An uninsured employer is responsible for obtaining and paying for any legal representation required to defend against a workers’ compensation claim. (An insured employer’s workers’ compensation insurance carrier provides such representation as part of the workers’ compensation insurance policy’s coverage.) An uninsured employer can be directly sued by an injured employee. (WCL §11). In most cases, an employer’s workers’ compensation insurance is the sole recourse for the employer’s injured employees. An uninsured employer is responsible for all wage and medical benefits awarded to anyone ruled to be their employee. There is no cap on these benefits in New York.

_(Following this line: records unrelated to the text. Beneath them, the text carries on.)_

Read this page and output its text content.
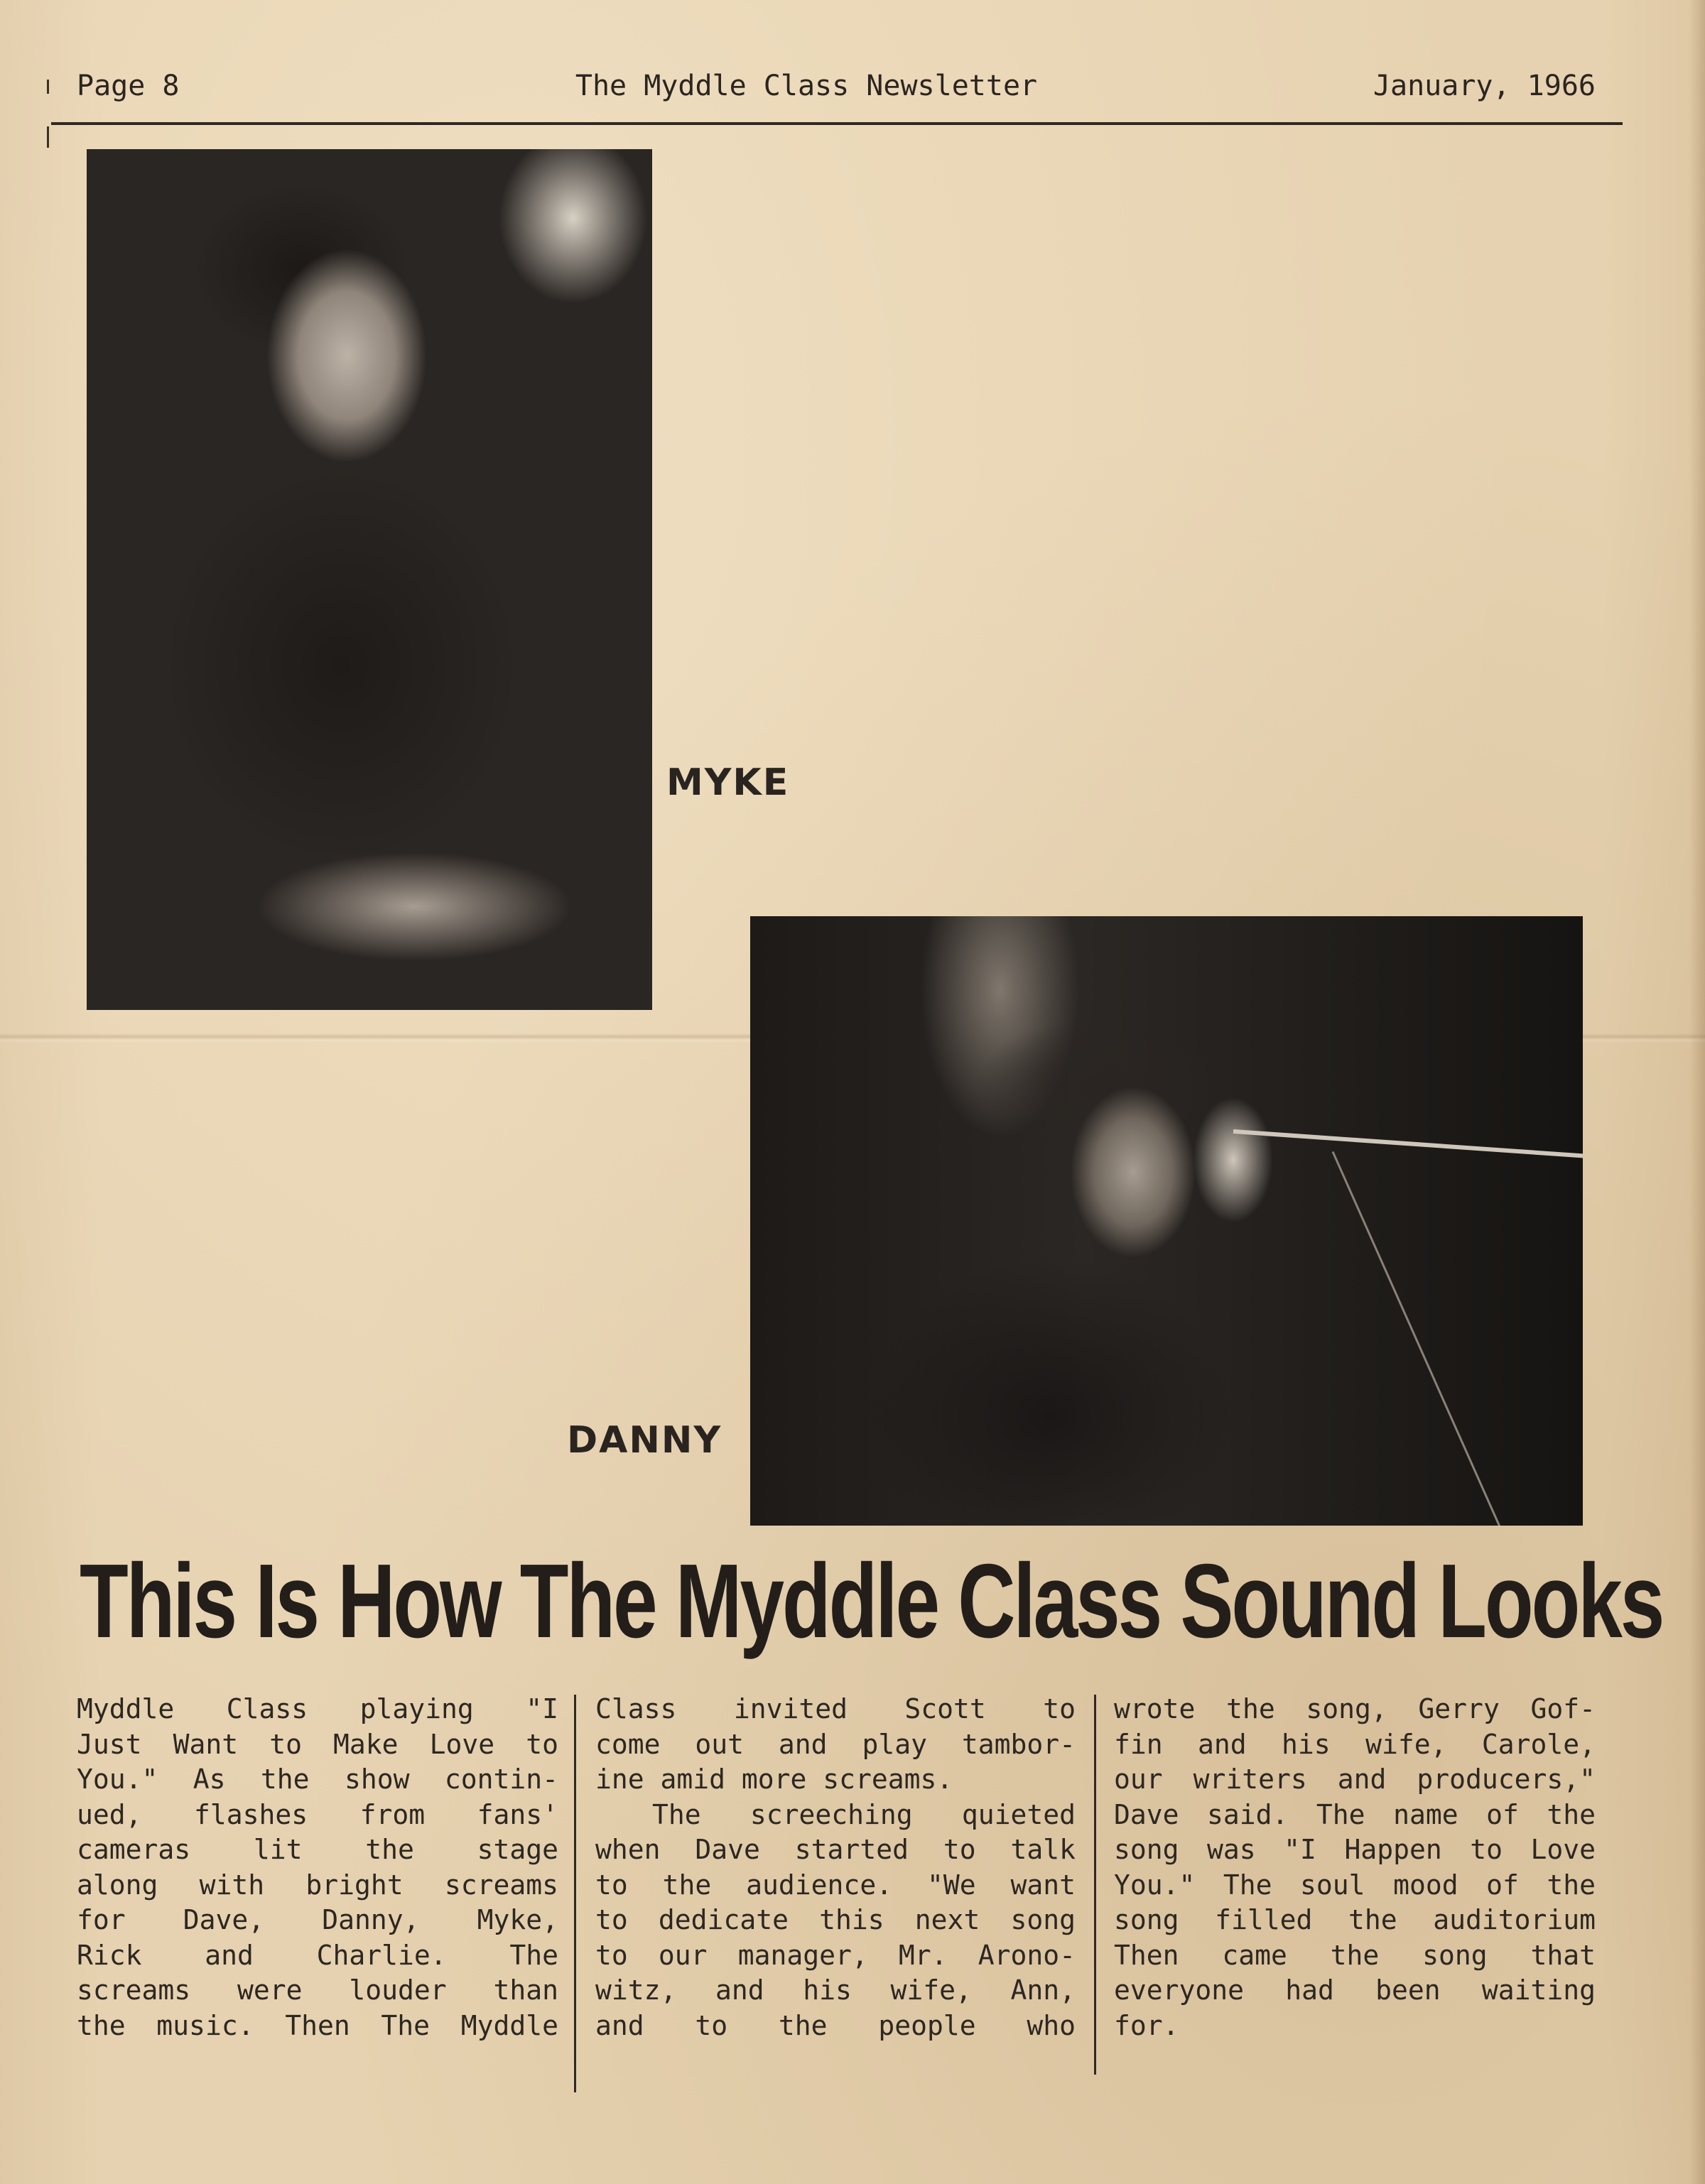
Page 8	The Myddle Class Newsletter	January, 1966
MYKE
DANNY
This Is How The Myddle Class Sound Looks
Myddle Class playing "I
Just Want to Make Love to
You." As the show contin-
ued, flashes from fans'
cameras lit the stage
along with bright screams
for Dave, Danny, Myke,
Rick and Charlie. The
screams were louder than
the music. Then The Myddle
Class invited Scott to
come out and play tambor-
ine amid more screams.
The screeching quieted
when Dave started to talk
to the audience. "We want
to dedicate this next song
to our manager, Mr. Arono-
witz, and his wife, Ann,
and to the people who
wrote the song, Gerry Gof-
fin and his wife, Carole,
our writers and producers,"
Dave said. The name of the
song was "I Happen to Love
You." The soul mood of the
song filled the auditorium
Then came the song that
everyone had been waiting
for.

If an employee is hurt when there is no workers’ compensation policy in effect and that employee chooses to file a workers’ compensation claim, the employer will be liable for the actual cost of medical care and compensation payments, in addition to penalties. If a corporation has failed to secure workers’ compensation coverage, the president, secretary and treasurer of a corporation are personally liable for the medical care, compensation payments, penalties and possible criminal prosecution. See WCL §26-a. The New York State Workers’ Compensation Board’s Bureau of Compliance oversees uninsured claims. The Uninsured Employers Fund (UEF) is the funding mechanism for compensation and medical payments to injured employees whose employer was not properly insured at the time of the accident. These claims are processed by staff, who collect all evidence, prepare the claim for hearings and administer the payment of all compensation and medical benefits. The Bureau also has a team of lawyers to represent the UEF at Workers’ Compensation Board hearings.